7. A fan case according to claim 6 wherein the molded abradable tiles have a molded upstream edge of unsupported abradable material that is disposed radially inward of the shell inlet on installation.

8. A method of manufacturing a fan case comprising the steps of: fabricating a hollow tubular metal shell having: a central axis of symmetry; an inlet; an outlet; and peripheral wall about the axis to encompass the tips of a plurality of rotary fan blades, the shell wall including an upstream portion defining an annular abradable material recess that extends axially having an upstream end at the shell inlet and a downstream end located upstream from the shell outlet; andfilling the recess with abradable material filling said recess and defining an upstream edge of unsupported abradable material radially inward of the shell inlet.

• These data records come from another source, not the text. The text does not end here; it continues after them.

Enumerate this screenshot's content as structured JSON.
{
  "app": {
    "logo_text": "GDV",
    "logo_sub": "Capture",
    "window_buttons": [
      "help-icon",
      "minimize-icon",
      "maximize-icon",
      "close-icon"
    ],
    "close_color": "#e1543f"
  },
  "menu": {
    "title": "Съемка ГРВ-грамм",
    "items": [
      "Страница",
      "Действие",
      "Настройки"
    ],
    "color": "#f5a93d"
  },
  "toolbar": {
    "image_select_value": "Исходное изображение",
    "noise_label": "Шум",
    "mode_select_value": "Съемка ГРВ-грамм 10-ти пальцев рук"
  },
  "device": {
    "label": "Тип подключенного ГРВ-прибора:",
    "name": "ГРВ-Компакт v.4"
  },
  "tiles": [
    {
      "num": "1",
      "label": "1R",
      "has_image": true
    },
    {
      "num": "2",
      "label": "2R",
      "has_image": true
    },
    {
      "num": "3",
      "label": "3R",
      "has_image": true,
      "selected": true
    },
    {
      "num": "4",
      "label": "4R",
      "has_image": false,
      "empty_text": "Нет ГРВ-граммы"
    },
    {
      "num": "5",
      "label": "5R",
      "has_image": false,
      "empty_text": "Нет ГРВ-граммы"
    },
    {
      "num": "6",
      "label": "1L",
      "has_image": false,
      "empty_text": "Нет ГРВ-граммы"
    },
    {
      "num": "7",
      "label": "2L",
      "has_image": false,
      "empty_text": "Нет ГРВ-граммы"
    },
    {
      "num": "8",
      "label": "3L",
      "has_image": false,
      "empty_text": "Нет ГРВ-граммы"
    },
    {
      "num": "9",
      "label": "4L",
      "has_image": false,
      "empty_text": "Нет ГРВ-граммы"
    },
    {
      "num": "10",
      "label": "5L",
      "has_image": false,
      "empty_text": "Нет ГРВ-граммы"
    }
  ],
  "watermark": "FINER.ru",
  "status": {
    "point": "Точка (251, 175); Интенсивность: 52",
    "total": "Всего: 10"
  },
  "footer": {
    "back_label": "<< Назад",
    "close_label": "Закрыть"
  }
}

9. A method of manufacturing according to claim 8 wherein the step of filling the recess includes: molding prefabricated abradable material tiles apart from the shell; andbonding said tiles to the recess in the shell.

10. A method of manufacturing according to claim 9 wherein the prefabricated abradable material tiles are molded with an upstream edge of unsupported abradable material for installation radially inward of the shell inlet.

11. A method of manufacturing according to claim 8 wherein the step of fabricating the hollow tubular metal shell consists of metal fabrication procedures selected from the group consisting of: pressing forming sheet metal; welding; rolling sheet metal; spin forming.

12. A method of manufacturing according to claim 8 wherein the step of fabricating the hollow tubular metal shell does not include forging the metal shell as a single oversized forging and then machining to remove excess metal material.